La condamnation du candidat républicain à la présidentielle Donald Trump à 4 ans de prison (sauf sursis) représente l’un de ces moments où l’échec d’un système sociopolitique prend une forme plastique.
Les États-Unis sont le pays où, pendant des décennies, la compétition pour les plus hautes fonctions de l’État a été une guerre interne au sein de l’oligarchie financière. Personne qui n’a pas le soutien d’un milliardaire n’a la moindre chance de « représenter le peuple américain politiquement ».
Cela fait de la classe politique une marionnette entre les mains d’un petit nombre de marionnettistes cachés dans les coulisses.
Ce système est techniquement une oligarchie ploutocratique, et le fait qu’il se présente comme une démocratie (en fait, comme un modèle exemplaire d’une nation démocratique) n’est que le début de la cascade de mensonges dans laquelle l’Occident se noie.
Les deux candidats à ce tour de l’élection présidentielle représentent ces caractéristiques du système de manière emblématique.
D’un côté, Joe Biden, qui même lorsqu’il était particulièrement brillant ne l’était pas, mais qui est maintenant un homme âgé souffrant de démence, inapte à gouverner un bowling. Mais comme le président n’est qu’un drapeau, un visage, un acteur ventriloque, avoir un candidat dément n’est pas un argument décisif (et les médias américains « s’interrogent » sur sa « forme physique », comme s’il y avait quelque chose de sérieux à remettre en question).
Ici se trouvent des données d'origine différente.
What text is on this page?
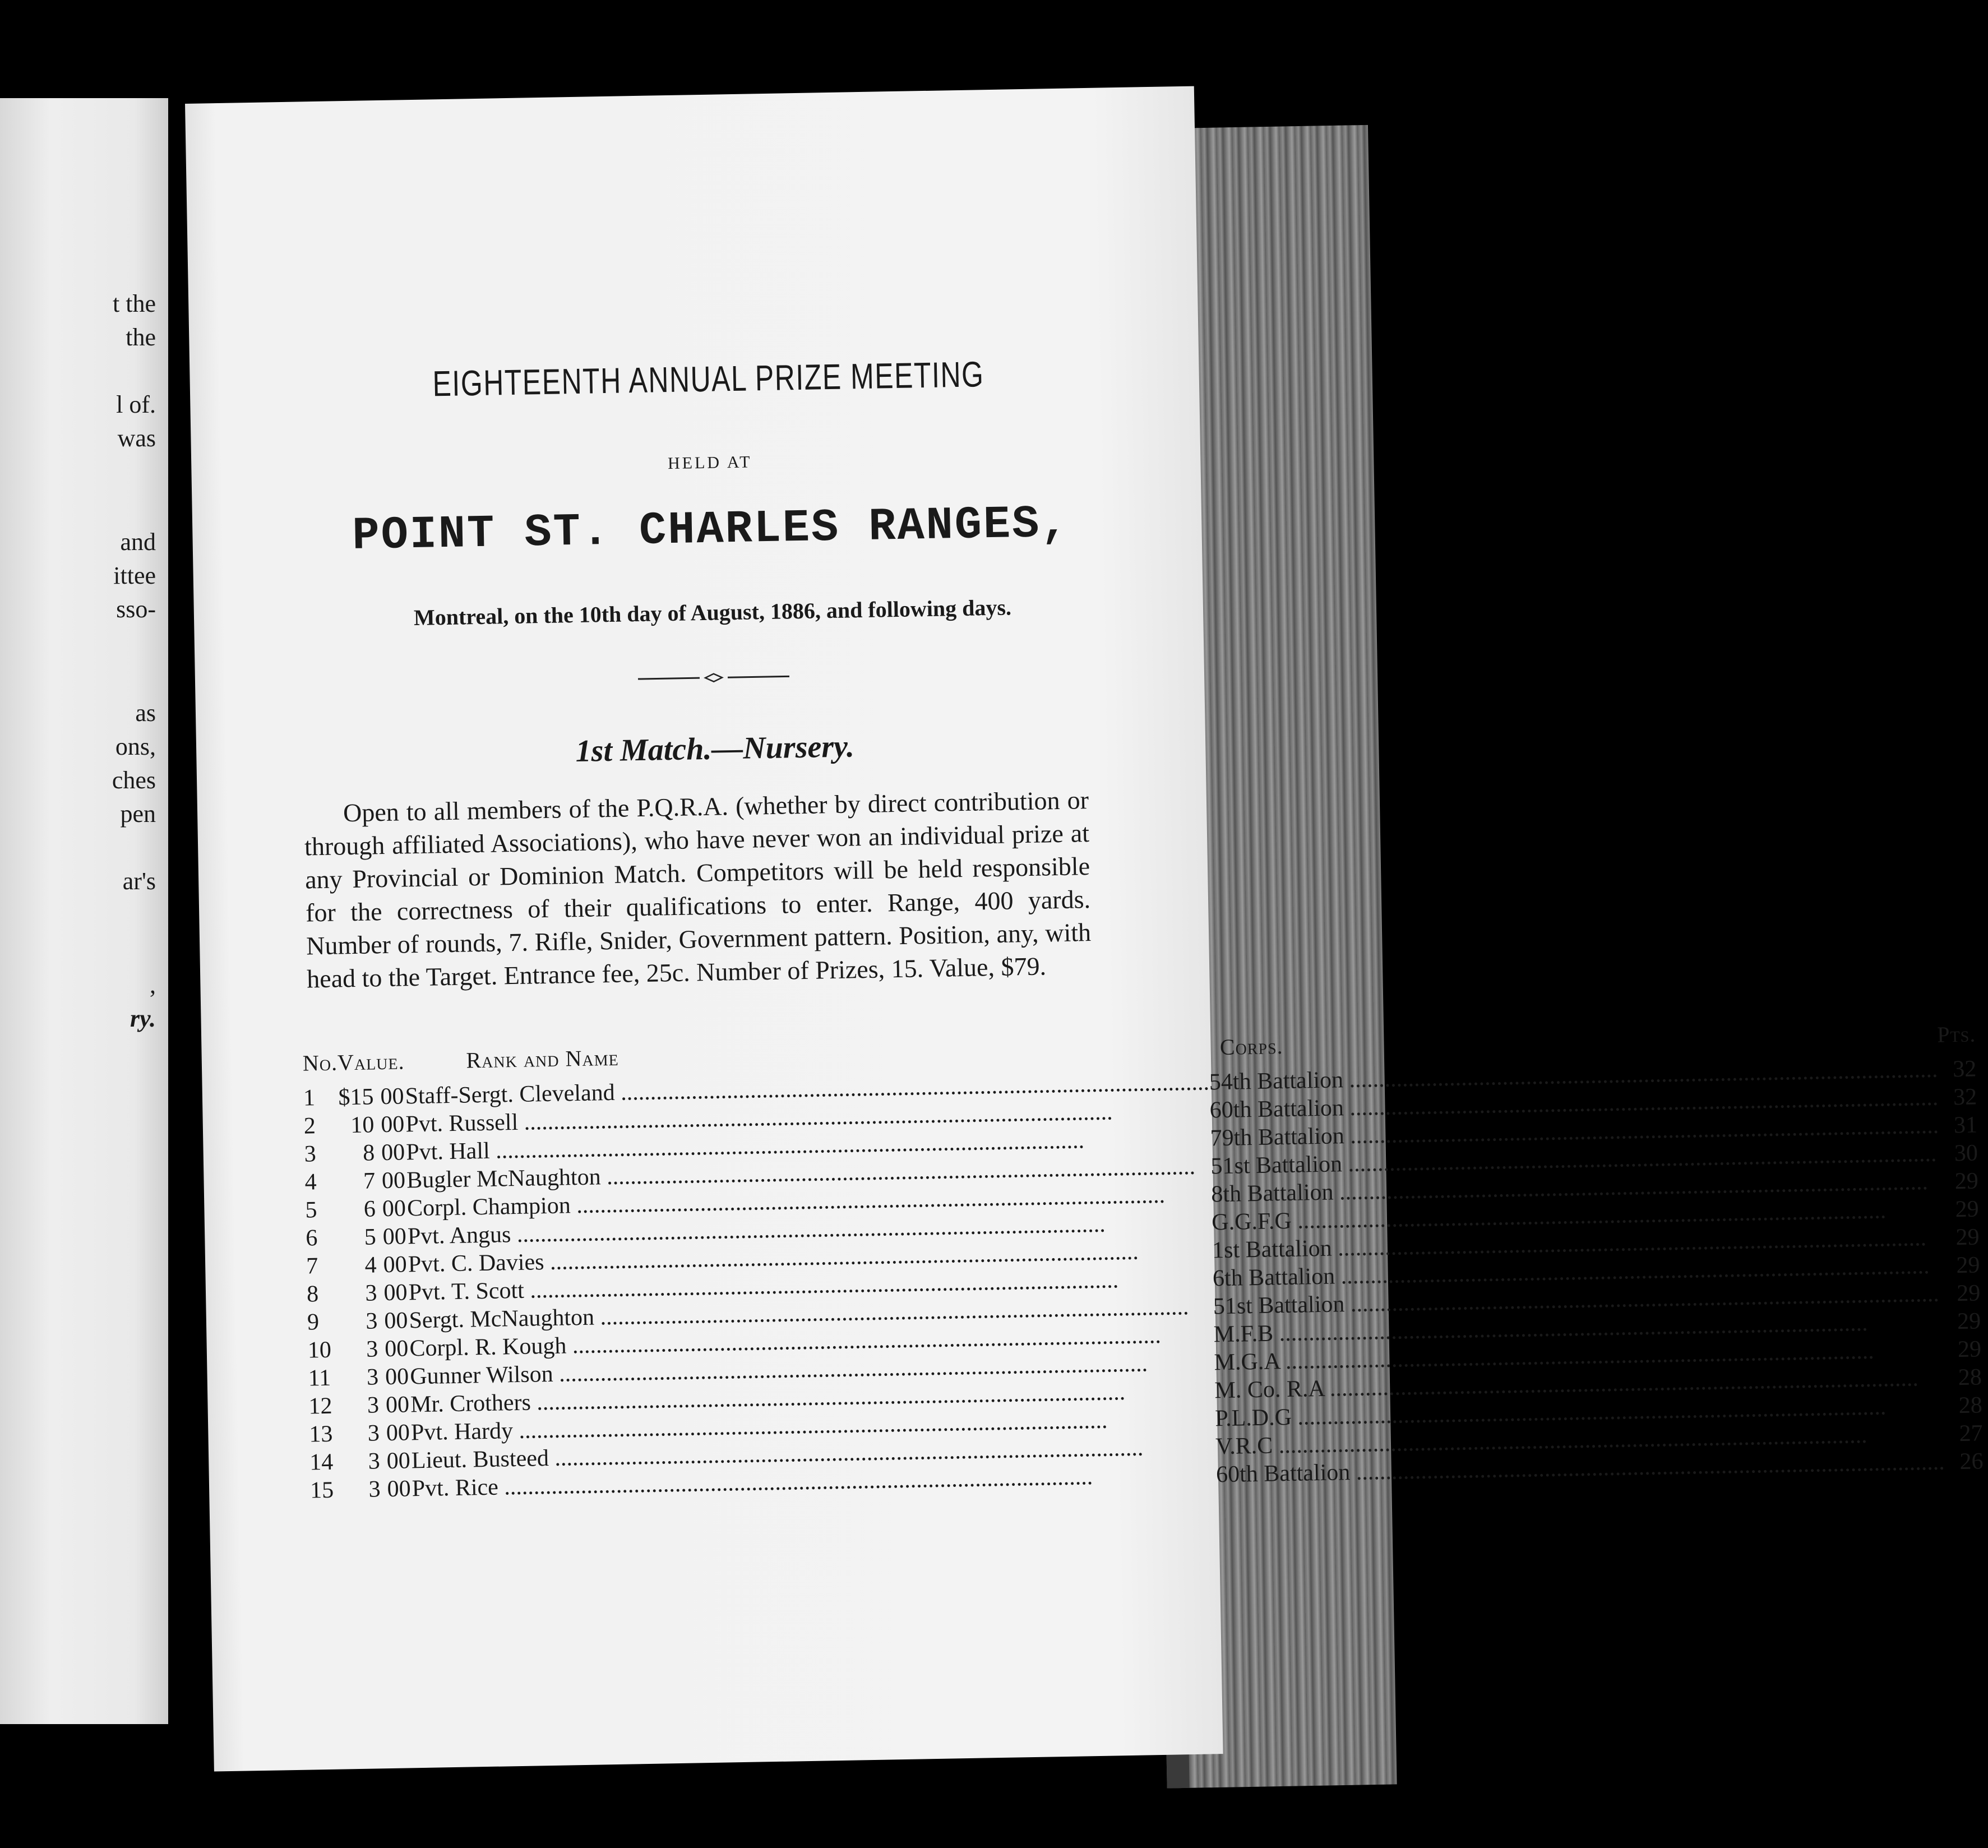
t the
the
l of.
was
and
ittee
sso-
as
ons,
ches
pen
ar's
,
ry.
EIGHTEENTH ANNUAL PRIZE MEETING
HELD AT
POINT ST. CHARLES RANGES,
Montreal, on the 10th day of August, 1886, and following days.
1st Match.—Nursery.
Open to all members of the P.Q.R.A. (whether by direct contribution or through affiliated Associations), who have never won an individual prize at any Provincial or Dominion Match. Competitors will be held responsible for the correctness of their qualifications to enter. Range, 400 yards. Number of rounds, 7. Rifle, Snider, Government pattern. Position, any, with head to the Target. Entrance fee, 25c. Number of Prizes, 15. Value, $79.
No.	Value.		Rank and Name	Corps.	Pts.
1	$15	00	Staff-Sergt. Cleveland .....	54th Battalion .....	32
2	10	00	Pvt. Russell .....	60th Battalion .....	32
3	8	00	Pvt. Hall .....	79th Battalion .....	31
4	7	00	Bugler McNaughton .....	51st Battalion .....	30
5	6	00	Corpl. Champion .....	8th Battalion .....	29
6	5	00	Pvt. Angus .....	G.G.F.G .....	29
7	4	00	Pvt. C. Davies .....	1st Battalion .....	29
8	3	00	Pvt. T. Scott .....	6th Battalion .....	29
9	3	00	Sergt. McNaughton .....	51st Battalion .....	29
10	3	00	Corpl. R. Kough .....	M.F.B .....	29
11	3	00	Gunner Wilson .....	M.G.A .....	29
12	3	00	Mr. Crothers .....	M. Co. R.A .....	28
13	3	00	Pvt. Hardy .....	P.L.D.G .....	28
14	3	00	Lieut. Busteed .....	V.R.C .....	27
15	3	00	Pvt. Rice .....	60th Battalion .....	26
De l’autre, nous avons Donald Trump, qui est un candidat atypique car il est capable d’affronter une campagne électorale au moins en partie avec ses propres moyens. Cela le rend moins immédiatement soumis au chantage. Ainsi, dans un merveilleux court-circuit, un milliardaire new-yorkais autoréférentiel et sans scrupules peut se présenter comme un représentant des vraiment négligés, des travailleurs appauvris de la Rust Belt et d’autres zones désindustrialisées ; C’est seulement parce qu’une marionnette apparaît de manière moins évidente entre les mains des marionnettistes jouant dans l’ombre.
Du point de vue des « idées politiques » de base, Biden et Trump sont deux variantes du néolibéralisme, dont les différences sont marginales. La principale différence est le plus grand penchant isolationniste de Trump, par rapport aux plus grands penchants impérialistes des démocrates. Mais ce sont des détails, qui peuvent être ajustés si nécessaire (après tout, c’est Trump qui a ordonné l’assassinat du général Soleimani).
La principale différence entre les deux personnages est le moindre chantage de Trump, ce qui le rend moins digne de confiance pour la ploutocratie qui gouverne les États-Unis. C’est la raison, la seule raison, pour laquelle Trump a fait l’objet d’attaques judiciaires répétées. À ceux qui pensent qu’en Amérique une condamnation, à la veille des élections présidentielles, à un candidat avec un avantage, est « une justice qui suit son cours », nous devons prendre le Corriere dei Piccoli d’un revers de main et leur expliquer qu’il n’est pas une source géopolitique faisant autorité.
Dans un système néolibéral, le pouvoir n’est qu’une bataille entre des puissances financières opaques et l’intermédiaire de leurs marionnettes. Cela s’applique à la politique, cela s’applique au pouvoir judiciaire.
La moitié de la population qui ne va plus voter - qui n’est pas représentée - le sait, et la moitié qui continue à le faire - se sentant marginalement représentée ou, plus souvent, espérant l’être à l’avenir. (Les lecteurs du Corriere et de Repubblica ne le savent pas, mais ils croient aussi que le monde est dirigé par des licornes arc-en-ciel.)
Le système socio-économique américain est un géant militaire et financier aux veines pourries, un cyborg colossal au cœur mécanique et au cerveau délirant. Il en est ainsi parce qu’il exprime de manière pleine, complète et exemplaire un modèle dans lequel la souveraineté appartient à la propriété, dans lequel chaque dollar est un vote.
C’est aussi le système que l’on nous a enseigné sans cesse pendant trente ans pour être le modèle glorieux auquel nous devrions tous aspirer, nous Européens. Toutes les institutions publiques, des hôpitaux aux universités, sont constamment poussées vers ce modèle en vendant aux enchères des âmes et des compétences (ceux qui apportent de l’argent ont toujours raison).
Nous sommes pieds et poings liés à ce géant en décomposition qui nous emmènera au fond avec lui.
Et nous appelons ce suicide collectif « réaliser les valeurs occidentales ».